N-doped CQDs are efficiently fabricated with a green synthesis avenue, and exhibit huge potential in anticounterfeit application as the fluorescent ink, a smart fluorescent sensor towards ionic detection, and fluorescent polymer films. • One-step hydrothermal strategy is devised for synthesizing N-doped CQDs from garlic skins. • The obtained water-soluble N-doped CQDs exhibit a strong cyan luminescence with a quantum yield of ∼9%. • The CQDs present huge potential in anticounterfeit application as the fluorescent ink. • The CQDs show highly sensitive and selective determination of cations as a smart fluorescent sensor. • The PVA/CQDs film gives high visible transparency and nearly 100% UV-blocking ratio. In this work, the highly fluorescent N-doped carbon quantum dots (CQDs) were successfully synthesized via a simple hydrothermal method by using garlic skins (GSs) as the sole carbon source. The resultant N-doped CQDs with excitation-dependent emission demonstrates remarkable quantum yield of ∼9% and superior fluorescence stability. Their strong cyan-emission character upon irradiation with UV light (365 nm) reveals their huge potential in anticounterfeit field as the fluorescent ink.

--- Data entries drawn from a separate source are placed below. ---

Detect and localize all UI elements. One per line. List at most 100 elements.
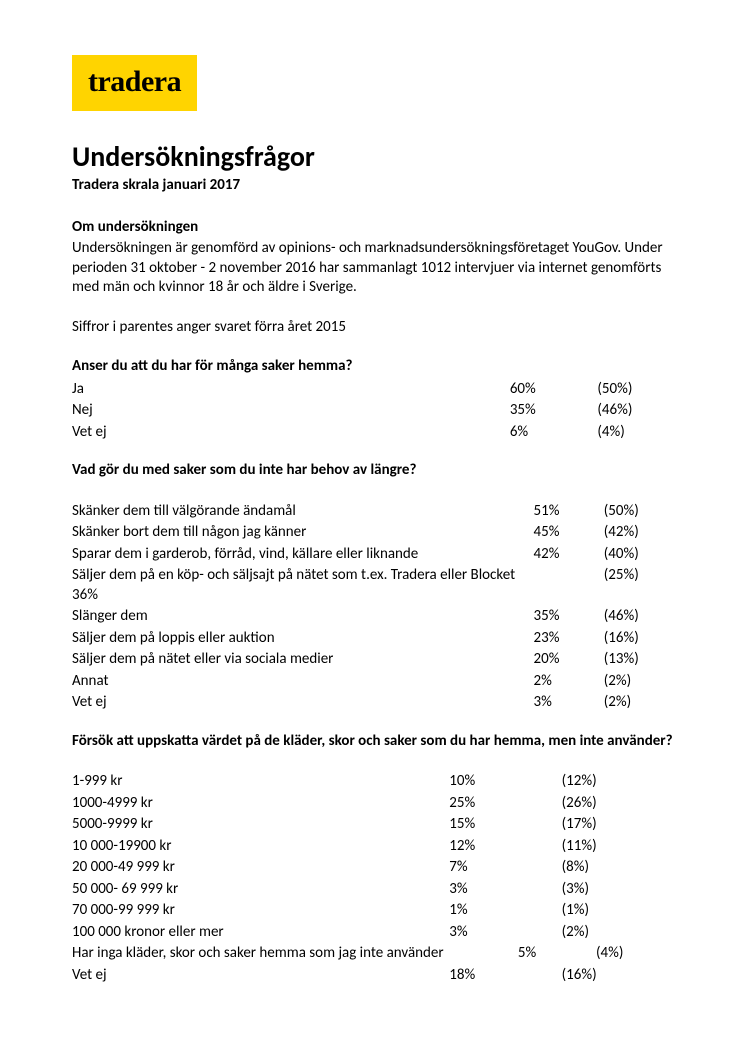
table-row: Skänker dem till välgörande ändamål 51% … (72, 501, 674, 523)
row-prev: (13%) (604, 649, 674, 671)
table-row: Vet ej 3% (2%) (72, 692, 674, 714)
row-value: 3% (449, 922, 561, 944)
q3-tbody: 1-999 kr 10% (12%) 1000-4999 kr 25% (26%… (72, 771, 674, 943)
row-value: 3% (449, 879, 561, 901)
row-value: 23% (534, 628, 604, 650)
row-label: 1000-4999 kr (72, 793, 449, 815)
table-row: Vet ej 18% (16%) (72, 965, 674, 987)
row-prev: (17%) (562, 814, 674, 836)
q2-table: Skänker dem till välgörande ändamål 51% … (72, 501, 674, 714)
q3-last-row-table: Vet ej 18% (16%) (72, 965, 674, 987)
row-prev: (16%) (604, 628, 674, 650)
row-value: 12% (449, 836, 561, 858)
row-label: 1-999 kr (72, 771, 449, 793)
row-value: 45% (534, 522, 604, 544)
table-row: Sparar dem i garderob, förråd, vind, käl… (72, 544, 674, 566)
row-label: Slänger dem (72, 606, 534, 628)
page: tradera Undersökningsfrågor Tradera skra… (0, 0, 746, 1056)
table-row: 10 000-19900 kr 12% (11%) (72, 836, 674, 858)
row-label: Vet ej (72, 692, 534, 714)
row-prev: (2%) (562, 922, 674, 944)
q3-table: 1-999 kr 10% (12%) 1000-4999 kr 25% (26%… (72, 771, 674, 943)
table-row: Säljer dem på loppis eller auktion 23% (… (72, 628, 674, 650)
table-row: 70 000-99 999 kr 1% (1%) (72, 900, 674, 922)
table-row: Annat 2% (2%) (72, 671, 674, 693)
table-row: Har inga kläder, skor och saker hemma so… (72, 943, 674, 965)
table-row: 1-999 kr 10% (12%) (72, 771, 674, 793)
row-prev: (2%) (604, 671, 674, 693)
row-value: 6% (510, 422, 598, 444)
row-prev: (50%) (604, 501, 674, 523)
row-label: 20 000-49 999 kr (72, 857, 449, 879)
row-prev: (16%) (562, 965, 674, 987)
table-row: 1000-4999 kr 25% (26%) (72, 793, 674, 815)
row-label: Säljer dem på loppis eller auktion (72, 628, 534, 650)
row-value: 20% (534, 649, 604, 671)
row-prev: (26%) (562, 793, 674, 815)
q3-long-row-table: Har inga kläder, skor och saker hemma so… (72, 943, 674, 965)
table-row: Skänker bort dem till någon jag känner 4… (72, 522, 674, 544)
row-prev: (4%) (597, 422, 674, 444)
row-prev: (8%) (562, 857, 674, 879)
row-prev: (4%) (596, 943, 674, 965)
row-label: 50 000- 69 999 kr (72, 879, 449, 901)
row-prev: (46%) (597, 400, 674, 422)
row-value: 35% (534, 606, 604, 628)
row-label: Säljer dem på en köp- och säljsajt på nä… (72, 565, 534, 606)
q1-tbody: Ja 60% (50%) Nej 35% (46%) Vet ej 6% (4%… (72, 379, 674, 444)
row-label: 10 000-19900 kr (72, 836, 449, 858)
q2-tbody: Skänker dem till välgörande ändamål 51% … (72, 501, 674, 714)
page-title: Undersökningsfrågor (72, 139, 674, 174)
row-value: 51% (534, 501, 604, 523)
table-row: Vet ej 6% (4%) (72, 422, 674, 444)
row-value: 2% (534, 671, 604, 693)
row-label: Skänker dem till välgörande ändamål (72, 501, 534, 523)
table-row: Nej 35% (46%) (72, 400, 674, 422)
row-value: 7% (449, 857, 561, 879)
table-row: 100 000 kronor eller mer 3% (2%) (72, 922, 674, 944)
row-value: 42% (534, 544, 604, 566)
row-value: 25% (449, 793, 561, 815)
row-value: 35% (510, 400, 598, 422)
table-row: 50 000- 69 999 kr 3% (3%) (72, 879, 674, 901)
row-label: Vet ej (72, 965, 449, 987)
q1-heading: Anser du att du har för många saker hemm… (72, 357, 674, 377)
row-prev: (11%) (562, 836, 674, 858)
logo-text: tradera (88, 65, 181, 98)
row-prev: (1%) (562, 900, 674, 922)
q1-table: Ja 60% (50%) Nej 35% (46%) Vet ej 6% (4%… (72, 379, 674, 444)
table-row: Säljer dem på en köp- och säljsajt på nä… (72, 565, 674, 606)
table-row: Ja 60% (50%) (72, 379, 674, 401)
table-row: 5000-9999 kr 15% (17%) (72, 814, 674, 836)
row-prev: (40%) (604, 544, 674, 566)
row-label: 100 000 kronor eller mer (72, 922, 449, 944)
row-value (534, 565, 604, 606)
table-row: Säljer dem på nätet eller via sociala me… (72, 649, 674, 671)
row-value: 60% (510, 379, 598, 401)
table-row: Slänger dem 35% (46%) (72, 606, 674, 628)
q2-heading: Vad gör du med saker som du inte har beh… (72, 461, 674, 481)
row-prev: (2%) (604, 692, 674, 714)
row-prev: (50%) (597, 379, 674, 401)
row-prev: (3%) (562, 879, 674, 901)
row-label: Säljer dem på nätet eller via sociala me… (72, 649, 534, 671)
row-prev: (42%) (604, 522, 674, 544)
table-row: 20 000-49 999 kr 7% (8%) (72, 857, 674, 879)
row-prev: (46%) (604, 606, 674, 628)
row-label: Sparar dem i garderob, förråd, vind, käl… (72, 544, 534, 566)
row-prev: (12%) (562, 771, 674, 793)
row-prev: (25%) (604, 565, 674, 606)
row-label: Annat (72, 671, 534, 693)
about-heading: Om undersökningen (72, 218, 674, 238)
row-label: 5000-9999 kr (72, 814, 449, 836)
q3-heading: Försök att uppskatta värdet på de kläder… (72, 732, 674, 752)
row-label: Ja (72, 379, 510, 401)
row-label: Har inga kläder, skor och saker hemma so… (72, 943, 518, 965)
row-value: 3% (534, 692, 604, 714)
row-label: Nej (72, 400, 510, 422)
row-value: 10% (449, 771, 561, 793)
row-value: 18% (449, 965, 561, 987)
row-label: Skänker bort dem till någon jag känner (72, 522, 534, 544)
page-subtitle: Tradera skrala januari 2017 (72, 176, 674, 196)
row-value: 15% (449, 814, 561, 836)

Owing to the fluorescence quenching resulted from the tightly chelating of Fe 3+ to the surface of N-doped CQDs, the CQDs can be applied a functional sensor for the detection of Fe 3+ , and the limit of detection is estimated as 4.44 μM. Furthermore, the CQDs is dispersed into poly (vinyl alcohol) (PVA) matrix to make PVA/CQDs composite film. The unique optical properties of CQDs are inherited by the PVA/CQDs film, giving intensive cyan fluorescence and high visible transparency, as well as nearly 100% UV-blocking ratio in the UV region.